Hives, also known as urticaria, are itchy, raised, red or skin-colored welts that appear on the skin. These welts can vary in size and shape, ranging from small spots to larger patches, and often fade within a few hours to a day, although new hives may continue to appear. Hives are a reaction by the body’s immune system, often triggered by allergens, infections, or other factors.
Types of Hives
- Acute Urticaria:
- Lasts less than six weeks.
- Often caused by specific triggers like food, medication, or an infection.
- Chronic Urticaria:
- Persists for more than six weeks.
- Cause may be harder to identify and might be related to an underlying autoimmune condition.
- Physical Urticaria:
- Triggered by physical stimuli, such as:
- Cold (cold urticaria).
- Heat.
- Sunlight (solar urticaria).
- Pressure or friction (dermatographism).
Symptoms
- Raised, itchy welts on the skin.
- Welts may be red, skin-colored, or lighter in the center.
- Welts can appear anywhere on the body, including the face, lips, tongue, throat, or ears.
- Swelling (angioedema) in deeper layers of the skin, often around the eyes, lips, or extremities.
- Welts may change size, shape, or location, and usually resolve without scarring.
Causes
Hives occur when histamine and other chemicals are released from mast cells in the skin, leading to swelling and irritation. Common triggers include:
- Allergens:
- Foods (e.g., nuts, shellfish, eggs, milk).
- Medications (e.g., antibiotics, aspirin, ibuprofen).
- Insect bites or stings.
- Infections:
- Viral infections (e.g., colds, hepatitis, or mononucleosis).
- Bacterial or fungal infections.
- Environmental Factors:
- Temperature extremes.
- Pressure or tight clothing.
- Sunlight.
- Autoimmune Conditions:
- Chronic urticaria may involve the immune system attacking its own tissues.
- Other Factors:
- Stress or anxiety.
- Exercise-induced reactions.
- Hormonal changes.
Diagnosis
- Medical History: Identify triggers, recent medications, or new foods.
- Physical Examination: To check the appearance and distribution of hives.
- Tests (for chronic or unexplained hives):
- Allergy tests (skin prick or blood tests).
- Blood tests to check for autoimmune disorders.
- Physical stimulation tests for cold or pressure-induced hives.
Treatment
- Avoid Triggers:
- Eliminate known allergens or irritants.
- Medications:
- Antihistamines: Reduce itching and swelling (e.g., loratadine, cetirizine, diphenhydramine).
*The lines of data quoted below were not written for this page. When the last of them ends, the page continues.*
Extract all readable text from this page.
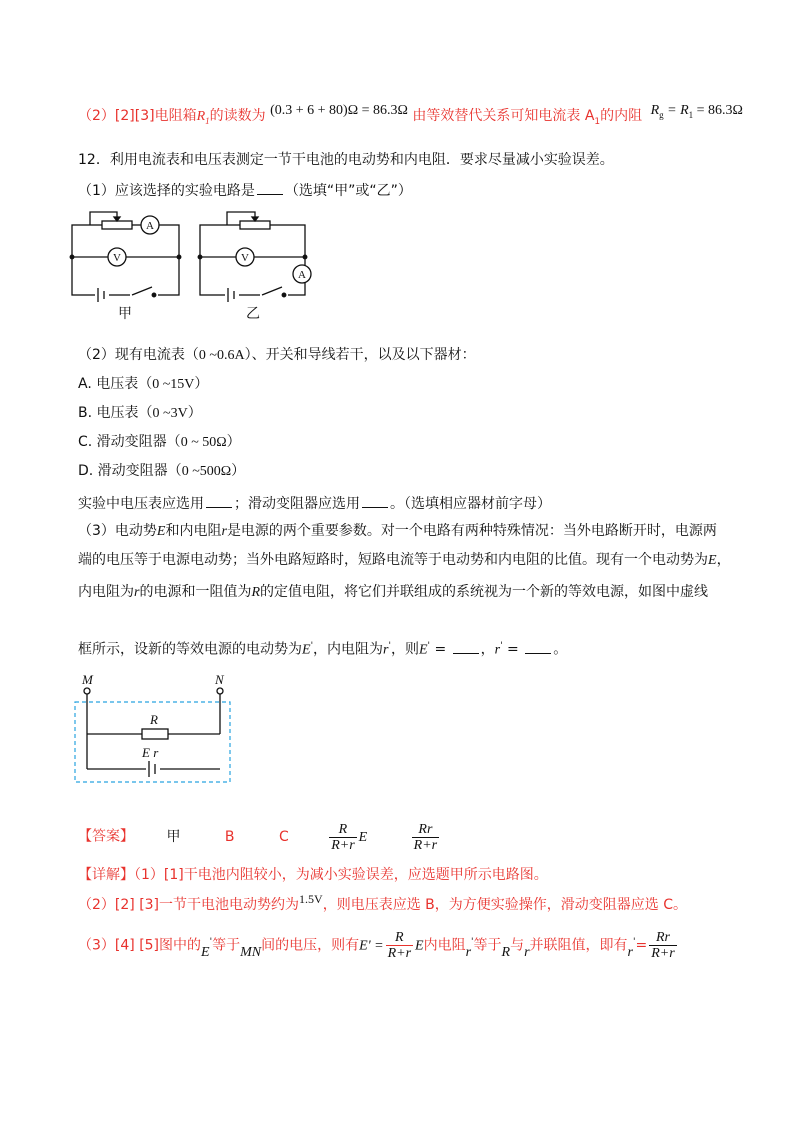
（2）[2][3]电阻箱$R_1$的读数为 (0.3 + 6 + 80)Ω = 86.3Ω 由等效替代关系可知电流表 $A_1$的内阻 $R_g = R_1 = 86.3\Omega$
12．利用电流表和电压表测定一节干电池的电动势和内电阻．要求尽量减小实验误差。
（1）应该选择的实验电路是 （选填“甲”或“乙”）
A
V	V
A
甲	乙
（2）现有电流表（0 ~0.6A）、开关和导线若干，以及以下器材：
A. 电压表（0 ~15V）
B. 电压表（0 ~3V）
C. 滑动变阻器（0 ~ 50Ω）
D. 滑动变阻器（0 ~500Ω）
实验中电压表应选用 ；滑动变阻器应选用 。（选填相应器材前字母）
（3）电动势E和内电阻r是电源的两个重要参数。对一个电路有两种特殊情况：当外电路断开时，电源两
端的电压等于电源电动势；当外电路短路时，短路电流等于电动势和内电阻的比值。现有一个电动势为E，
内电阻为r的电源和一阻值为R的定值电阻，将它们并联组成的系统视为一个新的等效电源，如图中虚线
框所示，设新的等效电源的电动势为E'，内电阻为r'，则E' = ，r' = 。
M	N
R
E r
【答案】 甲	B	C	$\frac{R}{R+r}$ E	$\frac{Rr}{R+r}$
【详解】（1）[1]干电池内阻较小，为减小实验误差，应选题甲所示电路图。
（2）[2] [3]一节干电池电动势约为1.5V，则电压表应选 B，为方便实验操作，滑动变阻器应选 C。
（3）[4] [5]图中的E'等于MN间的电压，则有$E' = \frac{R}{R+r}$ E内电阻r'等于R与r并联阻值，即有$r'= \frac{Rr}{R+r}$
- Corticosteroids: For severe cases, to reduce inflammation.
- Leukotriene Receptor Antagonists: Used for chronic cases unresponsive to antihistamines.
- Epinephrine: For emergency treatment of severe allergic reactions (anaphylaxis).
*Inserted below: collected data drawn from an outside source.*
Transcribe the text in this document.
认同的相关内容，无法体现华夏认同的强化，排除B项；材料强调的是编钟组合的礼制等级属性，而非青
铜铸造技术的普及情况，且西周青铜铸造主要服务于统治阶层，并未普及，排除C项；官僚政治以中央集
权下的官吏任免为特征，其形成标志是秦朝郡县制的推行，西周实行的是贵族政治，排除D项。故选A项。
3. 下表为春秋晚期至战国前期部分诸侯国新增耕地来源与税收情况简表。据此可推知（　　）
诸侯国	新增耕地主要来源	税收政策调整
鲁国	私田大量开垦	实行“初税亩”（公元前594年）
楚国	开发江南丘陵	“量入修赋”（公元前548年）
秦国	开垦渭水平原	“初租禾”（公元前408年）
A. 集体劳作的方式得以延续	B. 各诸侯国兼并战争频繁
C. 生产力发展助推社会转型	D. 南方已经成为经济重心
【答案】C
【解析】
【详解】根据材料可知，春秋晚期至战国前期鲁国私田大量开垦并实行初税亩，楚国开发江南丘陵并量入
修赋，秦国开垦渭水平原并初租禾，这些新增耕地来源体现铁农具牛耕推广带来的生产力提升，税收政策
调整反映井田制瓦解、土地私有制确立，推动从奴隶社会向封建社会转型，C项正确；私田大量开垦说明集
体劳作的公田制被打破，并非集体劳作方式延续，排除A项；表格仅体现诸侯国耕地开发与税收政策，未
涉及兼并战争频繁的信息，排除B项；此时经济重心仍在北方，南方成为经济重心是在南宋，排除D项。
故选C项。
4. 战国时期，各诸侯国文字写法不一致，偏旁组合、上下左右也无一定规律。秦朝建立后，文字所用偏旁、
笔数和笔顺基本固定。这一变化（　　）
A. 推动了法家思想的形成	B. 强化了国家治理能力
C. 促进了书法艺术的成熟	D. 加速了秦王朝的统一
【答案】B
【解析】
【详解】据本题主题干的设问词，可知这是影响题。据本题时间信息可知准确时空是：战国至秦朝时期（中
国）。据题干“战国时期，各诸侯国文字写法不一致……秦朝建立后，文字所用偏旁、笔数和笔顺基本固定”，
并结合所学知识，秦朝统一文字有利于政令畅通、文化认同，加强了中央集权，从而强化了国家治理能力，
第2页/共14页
- Lifestyle Modifications:
- Wear loose-fitting clothing.
- Avoid hot showers or baths.
- Use cool compresses to relieve itching.
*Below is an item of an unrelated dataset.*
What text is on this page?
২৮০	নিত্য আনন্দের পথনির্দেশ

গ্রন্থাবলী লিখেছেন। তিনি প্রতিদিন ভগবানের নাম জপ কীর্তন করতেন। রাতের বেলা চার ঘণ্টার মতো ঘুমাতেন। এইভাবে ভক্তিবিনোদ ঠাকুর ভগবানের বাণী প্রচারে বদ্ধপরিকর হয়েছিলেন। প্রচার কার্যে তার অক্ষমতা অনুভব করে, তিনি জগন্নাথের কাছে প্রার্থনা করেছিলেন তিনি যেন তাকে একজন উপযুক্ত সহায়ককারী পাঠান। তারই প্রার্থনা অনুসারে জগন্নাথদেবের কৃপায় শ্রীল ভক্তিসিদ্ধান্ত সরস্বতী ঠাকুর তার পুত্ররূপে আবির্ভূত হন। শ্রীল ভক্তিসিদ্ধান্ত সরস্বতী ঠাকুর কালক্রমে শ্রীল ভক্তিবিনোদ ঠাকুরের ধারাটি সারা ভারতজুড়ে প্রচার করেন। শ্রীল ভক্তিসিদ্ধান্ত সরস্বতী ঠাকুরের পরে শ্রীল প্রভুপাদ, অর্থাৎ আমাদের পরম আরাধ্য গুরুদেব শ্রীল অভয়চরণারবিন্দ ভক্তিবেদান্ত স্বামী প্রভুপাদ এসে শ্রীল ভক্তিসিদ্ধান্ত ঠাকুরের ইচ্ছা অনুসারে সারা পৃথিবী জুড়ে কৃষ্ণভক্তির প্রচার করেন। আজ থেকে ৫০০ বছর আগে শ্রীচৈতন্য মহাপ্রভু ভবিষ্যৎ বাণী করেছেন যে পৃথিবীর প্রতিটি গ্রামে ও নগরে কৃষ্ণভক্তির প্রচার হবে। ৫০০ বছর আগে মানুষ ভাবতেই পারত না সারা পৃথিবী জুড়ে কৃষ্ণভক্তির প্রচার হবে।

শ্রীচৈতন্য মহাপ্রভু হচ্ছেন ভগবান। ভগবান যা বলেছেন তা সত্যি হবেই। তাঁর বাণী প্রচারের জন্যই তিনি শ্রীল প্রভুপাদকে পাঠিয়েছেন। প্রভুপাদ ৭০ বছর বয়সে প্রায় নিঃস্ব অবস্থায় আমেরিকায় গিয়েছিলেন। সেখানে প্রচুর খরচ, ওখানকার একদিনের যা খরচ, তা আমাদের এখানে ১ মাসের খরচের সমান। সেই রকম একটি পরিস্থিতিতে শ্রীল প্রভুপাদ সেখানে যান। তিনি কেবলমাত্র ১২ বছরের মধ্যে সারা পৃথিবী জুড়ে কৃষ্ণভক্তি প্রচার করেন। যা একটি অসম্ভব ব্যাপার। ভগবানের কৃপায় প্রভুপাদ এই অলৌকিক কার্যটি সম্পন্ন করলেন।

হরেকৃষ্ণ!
- Advanced Treatments (for chronic urticaria):
- Omalizumab (Xolair): A monoclonal antibody approved for chronic idiopathic urticaria.
- Immunosuppressants: For autoimmune-related cases.
Complications
- Severe swelling in the throat or tongue may block the airway, leading to difficulty breathing (anaphylaxis).
- Chronic hives can impact quality of life, causing stress, anxiety, or depression.
Prognosis
- Most cases of acute hives resolve within a few hours to a few days once the trigger is removed or treated.
- Chronic hives may persist for months or years but can often be managed with the appropriate treatment plan.